Fish Never Sleep (UK, 6min., Gaelle Denis, **)--Style over substance crystallized in the tale of an insomnia-stricken woman who lives above a sushi parlour and begs the question of why fish don't sleep. That the film gives the question a philosophical answer is one of those deals that begs bigger questions--like, "Oh Jesus, what was that all about?"

The King and Dick (USA, 8min., Scott Calonico, **1/2)--A look at Elvis' infamous meeting with Richard Nixon told through photographs and national security archives, it's entertaining enough as far as it goes, but steps over a line when it underlines the irony of one of the most notorious addicts of his time volunteering to be a narc. A roll call of drugs found in The King's system upon his death is a mean thing to end the film on--a punchline to an insult, and an underestimation of its audience.

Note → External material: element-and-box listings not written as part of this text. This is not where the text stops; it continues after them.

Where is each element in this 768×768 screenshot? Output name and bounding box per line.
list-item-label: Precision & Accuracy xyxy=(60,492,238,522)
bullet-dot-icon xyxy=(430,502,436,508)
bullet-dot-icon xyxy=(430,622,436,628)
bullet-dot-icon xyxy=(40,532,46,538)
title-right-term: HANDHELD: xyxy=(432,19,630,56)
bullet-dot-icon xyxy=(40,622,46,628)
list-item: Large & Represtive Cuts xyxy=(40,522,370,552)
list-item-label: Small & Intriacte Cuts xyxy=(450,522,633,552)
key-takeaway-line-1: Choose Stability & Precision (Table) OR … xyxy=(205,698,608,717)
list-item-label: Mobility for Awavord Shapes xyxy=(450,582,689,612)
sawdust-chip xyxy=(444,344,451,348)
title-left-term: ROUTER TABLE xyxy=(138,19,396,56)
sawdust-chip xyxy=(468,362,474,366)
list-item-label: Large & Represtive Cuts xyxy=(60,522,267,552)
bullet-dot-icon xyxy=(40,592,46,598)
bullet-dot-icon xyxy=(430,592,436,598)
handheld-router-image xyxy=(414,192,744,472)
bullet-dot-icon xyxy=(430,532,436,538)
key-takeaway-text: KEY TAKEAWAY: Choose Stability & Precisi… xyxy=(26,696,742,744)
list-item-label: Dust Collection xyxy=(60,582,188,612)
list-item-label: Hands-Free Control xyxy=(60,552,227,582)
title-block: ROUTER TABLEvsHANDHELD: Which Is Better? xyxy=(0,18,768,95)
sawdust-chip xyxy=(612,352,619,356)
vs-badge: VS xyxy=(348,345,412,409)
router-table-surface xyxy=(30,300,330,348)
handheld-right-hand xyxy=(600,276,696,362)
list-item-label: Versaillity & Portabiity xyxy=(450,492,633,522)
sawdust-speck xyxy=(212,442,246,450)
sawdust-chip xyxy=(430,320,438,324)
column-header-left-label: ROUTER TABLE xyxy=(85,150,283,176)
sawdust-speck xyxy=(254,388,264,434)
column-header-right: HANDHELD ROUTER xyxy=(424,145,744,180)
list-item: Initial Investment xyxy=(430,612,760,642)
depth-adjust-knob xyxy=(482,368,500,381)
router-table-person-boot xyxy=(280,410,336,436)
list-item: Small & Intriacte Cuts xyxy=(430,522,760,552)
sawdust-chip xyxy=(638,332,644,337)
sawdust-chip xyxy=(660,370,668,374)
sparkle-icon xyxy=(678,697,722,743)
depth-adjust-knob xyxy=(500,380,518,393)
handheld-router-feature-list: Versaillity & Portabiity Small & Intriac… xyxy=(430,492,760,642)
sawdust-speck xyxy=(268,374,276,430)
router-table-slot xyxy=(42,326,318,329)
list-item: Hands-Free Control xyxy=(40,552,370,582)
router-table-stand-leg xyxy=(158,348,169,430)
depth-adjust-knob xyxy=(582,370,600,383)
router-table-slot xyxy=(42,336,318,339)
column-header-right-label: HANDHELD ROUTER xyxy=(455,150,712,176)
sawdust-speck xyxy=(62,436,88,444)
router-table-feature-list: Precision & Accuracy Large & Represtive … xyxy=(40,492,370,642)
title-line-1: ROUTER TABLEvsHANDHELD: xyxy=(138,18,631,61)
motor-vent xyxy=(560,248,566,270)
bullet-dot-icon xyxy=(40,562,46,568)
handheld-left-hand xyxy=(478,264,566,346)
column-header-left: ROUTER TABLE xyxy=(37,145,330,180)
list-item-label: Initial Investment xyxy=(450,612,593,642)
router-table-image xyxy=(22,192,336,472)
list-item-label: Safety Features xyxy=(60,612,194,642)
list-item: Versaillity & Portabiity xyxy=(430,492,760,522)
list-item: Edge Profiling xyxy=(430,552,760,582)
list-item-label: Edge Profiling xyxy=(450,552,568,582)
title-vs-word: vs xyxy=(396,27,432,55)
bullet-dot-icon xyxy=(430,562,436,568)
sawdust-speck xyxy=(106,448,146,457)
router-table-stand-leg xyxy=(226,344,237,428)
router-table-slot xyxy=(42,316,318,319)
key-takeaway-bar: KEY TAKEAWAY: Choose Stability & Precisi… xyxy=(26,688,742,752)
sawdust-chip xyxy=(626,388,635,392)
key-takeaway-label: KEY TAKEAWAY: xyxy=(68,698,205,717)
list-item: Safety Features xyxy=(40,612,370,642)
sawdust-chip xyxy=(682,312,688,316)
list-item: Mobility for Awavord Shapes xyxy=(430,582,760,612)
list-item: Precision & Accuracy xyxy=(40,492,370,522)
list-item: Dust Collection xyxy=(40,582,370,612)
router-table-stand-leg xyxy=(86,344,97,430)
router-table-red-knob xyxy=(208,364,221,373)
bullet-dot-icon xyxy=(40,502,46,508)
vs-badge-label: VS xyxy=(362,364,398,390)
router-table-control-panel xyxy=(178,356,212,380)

I Used to Be a FilmmakerD.E.B.S. (USA, 14min., Angela Robinson, **1/2)--In the process of being examined into a feature-length production, D.E.B.S. is exactly what director Robinson describes it as: "a lezzie "Charlie's Angels"." Essentially about chicks making out and shooting guns, it sends up the "Angels" genre in the same way that the film version of Charlie's Angels already has--been there, done that, and no real big surprise that of all the shorts so far, this is the one tabbed for expansion. And so it goes.